Daniel Lemire's blog

, 5 min read

Parsing integers quickly with AVX-512

5 thoughts on “Parsing integers quickly with AVX-512”

  1. John Keiser says:

    Oh nice, thanks for fleshing this one out!

    I think it’s important to note that we’re not doing traditional parsing (at least as I’ve seen it), which involves parsing from left to right (most significant to least).
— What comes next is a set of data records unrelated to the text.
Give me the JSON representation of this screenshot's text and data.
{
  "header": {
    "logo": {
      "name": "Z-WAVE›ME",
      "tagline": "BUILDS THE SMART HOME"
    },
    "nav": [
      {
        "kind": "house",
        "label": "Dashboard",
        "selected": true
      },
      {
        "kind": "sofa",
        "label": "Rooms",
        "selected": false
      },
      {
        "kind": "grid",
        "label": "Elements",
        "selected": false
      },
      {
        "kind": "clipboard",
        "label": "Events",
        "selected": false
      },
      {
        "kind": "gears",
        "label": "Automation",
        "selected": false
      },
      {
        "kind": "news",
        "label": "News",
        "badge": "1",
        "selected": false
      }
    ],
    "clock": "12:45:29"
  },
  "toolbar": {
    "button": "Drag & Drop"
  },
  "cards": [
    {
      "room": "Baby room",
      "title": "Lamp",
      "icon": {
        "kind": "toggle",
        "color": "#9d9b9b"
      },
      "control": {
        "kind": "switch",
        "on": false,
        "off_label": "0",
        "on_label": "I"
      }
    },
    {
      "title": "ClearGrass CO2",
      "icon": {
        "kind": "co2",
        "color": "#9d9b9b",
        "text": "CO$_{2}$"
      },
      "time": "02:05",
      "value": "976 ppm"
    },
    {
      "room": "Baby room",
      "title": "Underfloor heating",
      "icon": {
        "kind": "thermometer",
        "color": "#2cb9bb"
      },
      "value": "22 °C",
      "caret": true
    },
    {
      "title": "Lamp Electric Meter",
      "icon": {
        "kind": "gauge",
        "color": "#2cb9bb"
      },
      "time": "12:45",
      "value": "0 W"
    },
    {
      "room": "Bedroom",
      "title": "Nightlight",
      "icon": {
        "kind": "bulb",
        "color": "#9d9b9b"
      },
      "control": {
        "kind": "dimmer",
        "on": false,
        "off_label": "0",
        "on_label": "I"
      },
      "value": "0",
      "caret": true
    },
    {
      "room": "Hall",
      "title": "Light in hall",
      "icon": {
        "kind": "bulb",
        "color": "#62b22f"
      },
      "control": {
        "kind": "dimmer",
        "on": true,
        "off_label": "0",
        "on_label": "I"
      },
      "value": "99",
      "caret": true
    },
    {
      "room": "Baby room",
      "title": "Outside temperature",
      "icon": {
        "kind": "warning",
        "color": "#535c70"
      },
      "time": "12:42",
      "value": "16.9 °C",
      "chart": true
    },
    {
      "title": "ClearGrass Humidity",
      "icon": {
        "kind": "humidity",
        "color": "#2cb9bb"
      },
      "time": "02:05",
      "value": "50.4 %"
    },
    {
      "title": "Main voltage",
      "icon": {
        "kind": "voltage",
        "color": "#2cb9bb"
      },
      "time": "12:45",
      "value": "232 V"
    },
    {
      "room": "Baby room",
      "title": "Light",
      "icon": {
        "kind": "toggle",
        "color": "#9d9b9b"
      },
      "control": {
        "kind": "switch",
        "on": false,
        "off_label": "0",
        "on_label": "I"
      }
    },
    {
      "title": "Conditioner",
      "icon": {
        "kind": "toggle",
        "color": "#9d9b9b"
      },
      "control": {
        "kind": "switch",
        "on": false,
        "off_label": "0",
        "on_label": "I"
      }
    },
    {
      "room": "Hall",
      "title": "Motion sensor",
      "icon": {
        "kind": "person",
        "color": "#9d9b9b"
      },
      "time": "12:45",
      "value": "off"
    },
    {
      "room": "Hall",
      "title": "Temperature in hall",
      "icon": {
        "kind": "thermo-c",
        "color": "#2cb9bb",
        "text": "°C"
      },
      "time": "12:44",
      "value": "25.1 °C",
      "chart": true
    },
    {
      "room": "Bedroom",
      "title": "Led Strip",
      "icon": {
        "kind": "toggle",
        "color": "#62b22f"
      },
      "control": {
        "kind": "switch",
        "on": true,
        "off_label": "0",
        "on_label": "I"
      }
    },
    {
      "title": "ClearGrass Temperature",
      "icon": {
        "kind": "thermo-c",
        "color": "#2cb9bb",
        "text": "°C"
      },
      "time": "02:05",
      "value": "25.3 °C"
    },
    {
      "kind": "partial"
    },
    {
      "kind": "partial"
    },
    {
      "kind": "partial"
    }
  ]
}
The thing that makes this work is that we “right-justify” the number in the SIMD register (put the least significant digit in the most significant byte of the SIMD register), .
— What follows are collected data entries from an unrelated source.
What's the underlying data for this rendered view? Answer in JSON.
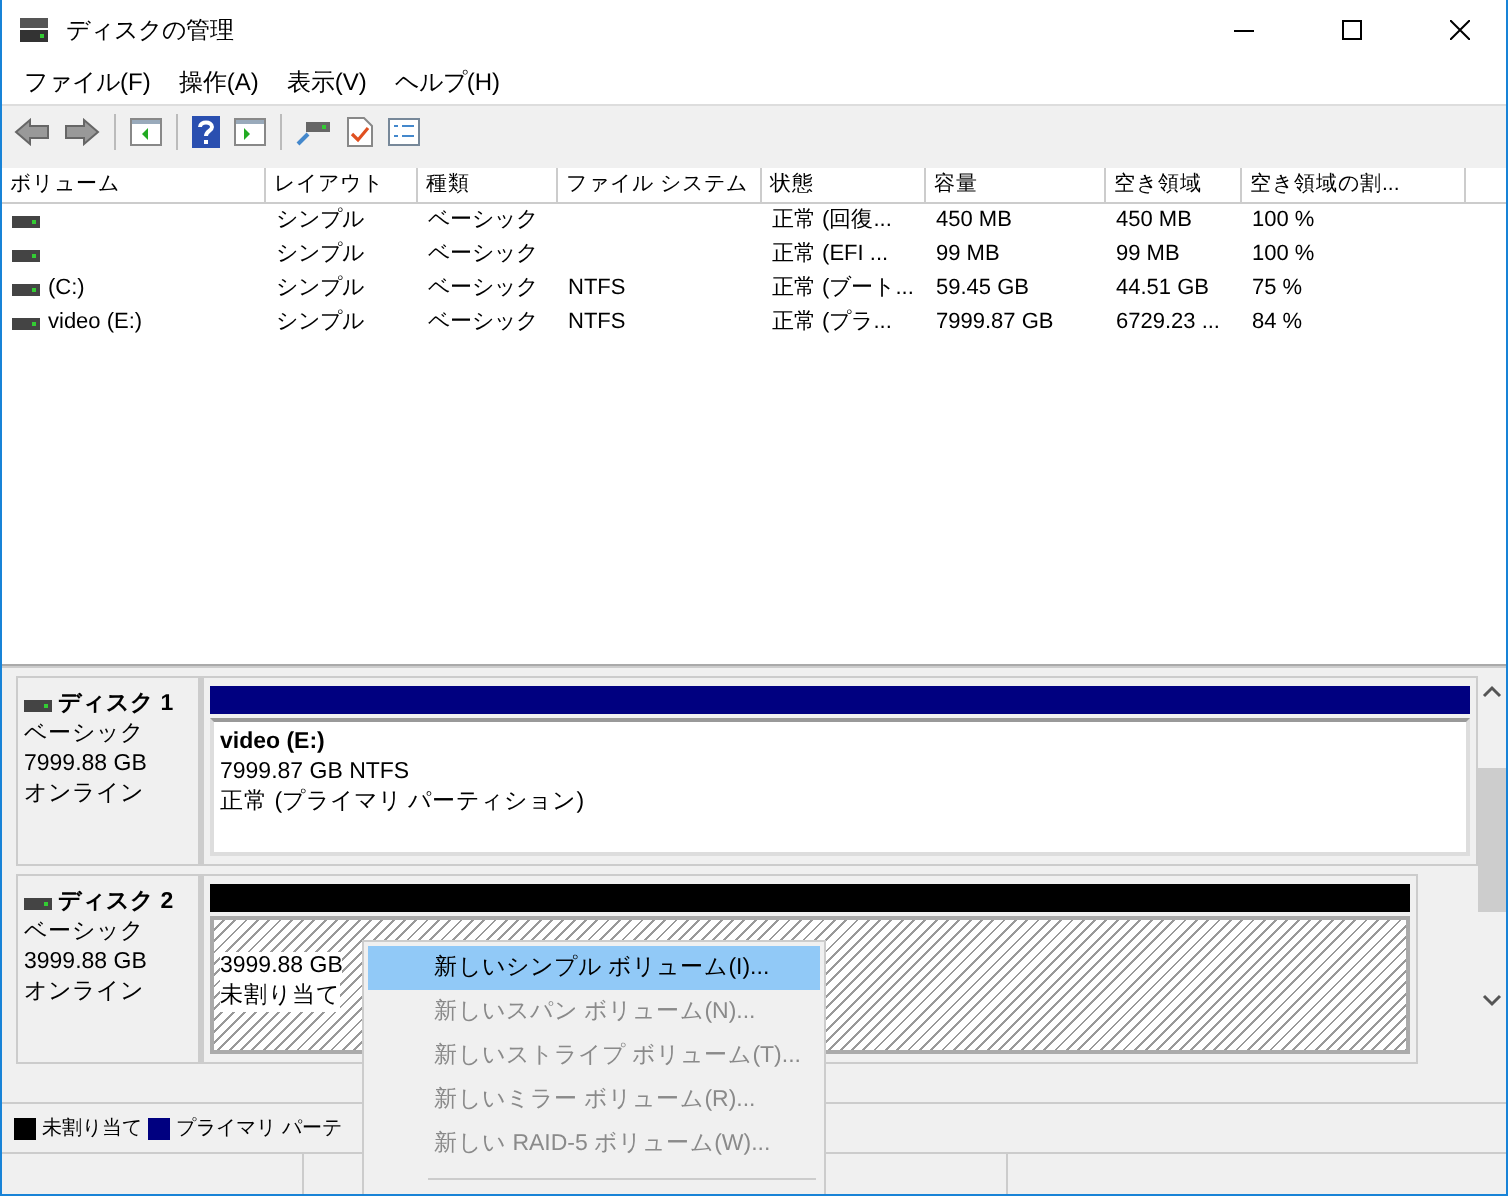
{
  "window": {
    "title": "ディスクの管理"
  },
  "menu_bar": [
    "ファイル(F)",
    "操作(A)",
    "表示(V)",
    "ヘルプ(H)"
  ],
  "table": {
    "columns": [
      "ボリューム",
      "レイアウト",
      "種類",
      "ファイル システム",
      "状態",
      "容量",
      "空き領域",
      "空き領域の割..."
    ],
    "rows": [
      [
        "",
        "シンプル",
        "ベーシック",
        "",
        "正常 (回復...",
        "450 MB",
        "450 MB",
        "100 %"
      ],
      [
        "",
        "シンプル",
        "ベーシック",
        "",
        "正常 (EFI ...",
        "99 MB",
        "99 MB",
        "100 %"
      ],
      [
        "(C:)",
        "シンプル",
        "ベーシック",
        "NTFS",
        "正常 (ブート...",
        "59.45 GB",
        "44.51 GB",
        "75 %"
      ],
      [
        "video (E:)",
        "シンプル",
        "ベーシック",
        "NTFS",
        "正常 (プラ...",
        "7999.87 GB",
        "6729.23 ...",
        "84 %"
      ]
    ]
  },
  "disks": [
    {
      "name": "ディスク 1",
      "type": "ベーシック",
      "size": "7999.88 GB",
      "status": "オンライン",
      "partition": {
        "kind": "primary",
        "title": "video  (E:)",
        "lines": [
          "7999.87 GB NTFS",
          "正常 (プライマリ パーティション)"
        ]
      }
    },
    {
      "name": "ディスク 2",
      "type": "ベーシック",
      "size": "3999.88 GB",
      "status": "オンライン",
      "partition": {
        "kind": "unallocated",
        "lines": [
          "3999.88 GB",
          "未割り当て"
        ]
      }
    }
  ],
  "legend": [
    {
      "label": "未割り当て",
      "color": "#000000"
    },
    {
      "label": "プライマリ パーテ",
      "color": "#000080"
    }
  ],
  "context_menu": [
    {
      "label": "新しいシンプル ボリューム(I)...",
      "selected": true,
      "disabled": false
    },
    {
      "label": "新しいスパン ボリューム(N)...",
      "selected": false,
      "disabled": true
    },
    {
      "label": "新しいストライプ ボリューム(T)...",
      "selected": false,
      "disabled": true
    },
    {
      "label": "新しいミラー ボリューム(R)...",
      "selected": false,
      "disabled": true
    },
    {
      "label": "新しい RAID-5 ボリューム(W)...",
      "selected": false,
      "disabled": true
    }
  ]
}
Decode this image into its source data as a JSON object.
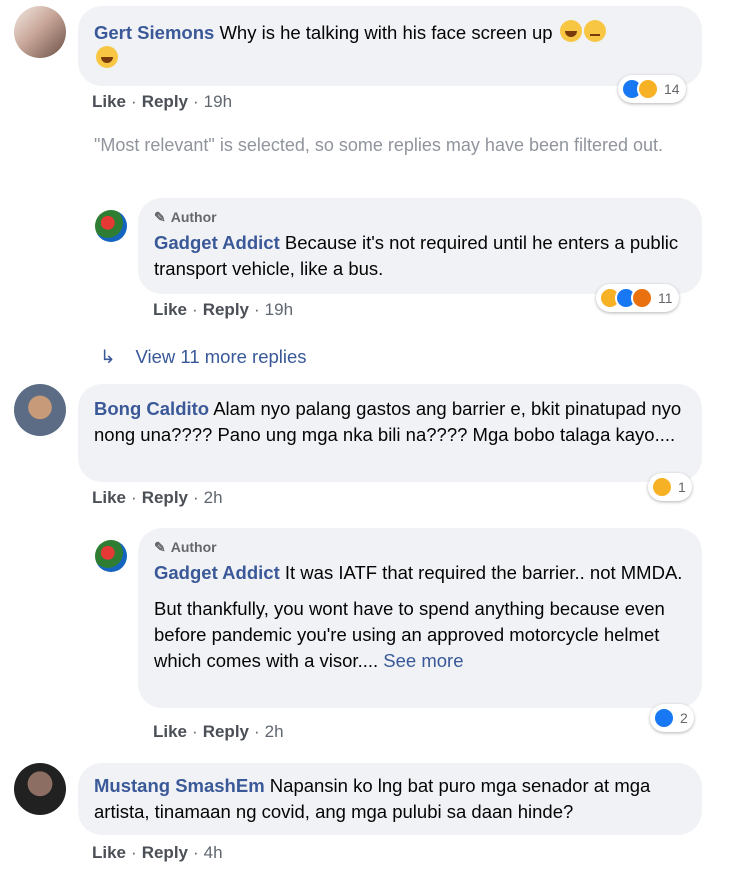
{
  "comments": [
    {
      "author": "Gert Siemons",
      "text": "Why is he talking with his face screen up",
      "actions": {
        "like": "Like",
        "reply": "Reply",
        "time": "19h"
      },
      "reaction_count": "14"
    },
    {
      "author": "Bong Caldito",
      "text": "Alam nyo palang gastos ang barrier e, bkit pinatupad nyo nong una???? Pano ung mga nka bili na???? Mga bobo talaga kayo....",
      "actions": {
        "like": "Like",
        "reply": "Reply",
        "time": "2h"
      },
      "reaction_count": "1"
    },
    {
      "author": "Mustang SmashEm",
      "text": "Napansin ko lng bat puro mga senador at mga artista, tinamaan ng covid, ang mga pulubi sa daan hinde?",
      "actions": {
        "like": "Like",
        "reply": "Reply",
        "time": "4h"
      }
    }
  ],
  "filter_notice": "\"Most relevant\" is selected, so some replies may have been filtered out.",
  "replies": [
    {
      "badge": "Author",
      "author": "Gadget Addict",
      "text": "Because it's not required until he enters a public transport vehicle, like a bus.",
      "actions": {
        "like": "Like",
        "reply": "Reply",
        "time": "19h"
      },
      "reaction_count": "11"
    },
    {
      "badge": "Author",
      "author": "Gadget Addict",
      "text": "It was IATF that required the barrier.. not MMDA.",
      "text2": "But thankfully, you wont have to spend anything because even before pandemic you're using an approved motorcycle helmet which comes with a visor....",
      "see_more": "See more",
      "actions": {
        "like": "Like",
        "reply": "Reply",
        "time": "2h"
      },
      "reaction_count": "2"
    }
  ],
  "view_more": "View 11 more replies",
  "colors": {
    "link": "#385898",
    "bubble": "#f0f2f5",
    "like_blue": "#1877f2",
    "angry": "#e9710f",
    "haha": "#f7b125"
  }
}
    This contrasts with traditional left-to-right number parsers: by knowing where the least significant digit of the number is, we know exactly how much each digit is worth (the rightmost is digit10^0, penultimate is digit10^1, etc…). We no longer need to do the conventional “read the next digit, multiply the total by 10, read the next digit and add it in,” which creates data dependency from digit to digit.

    Because we support up to 20 digit numbers, we start with a 32 byte register (though we quickly shrink to a 16-byte register in step 2, since 2 digits can still fit in one byte):

    String: 1234567890
    SIMD step 1 (8-bit x 32): 0 0 0 0 0 0 0 0 0 0 0 0 0 0 0 0 0 0 0 0 0 0 1 2 3 4 5 6 7 8 9 0
    SIMD step 2 (8-bit x 16): 00 00 00 00 00 00 00 00 00 00 00 12 34 56 78 90
    SIMD step 3 (16-bit x 8): 0000 0000 0000 0000 0000 0012 3456 7890
    SIMD step 4 (32-bit x 4): 00000000 00000000 00000012 34567890

    And after that, we manually extract the 32-bit numbers, multiply them by 10^16, 10^8 and 10^0, and add them to get the 64-bit result (in this case, 1234567890).

    One interesting bit to me: with AVX-512, we could also parse 2 numbers simultaneously without modifying the algorithm. (We could parse much more if we knew they were all 8 bytes or less!) If we want 32-bit numbers, you could parse 4 at a time!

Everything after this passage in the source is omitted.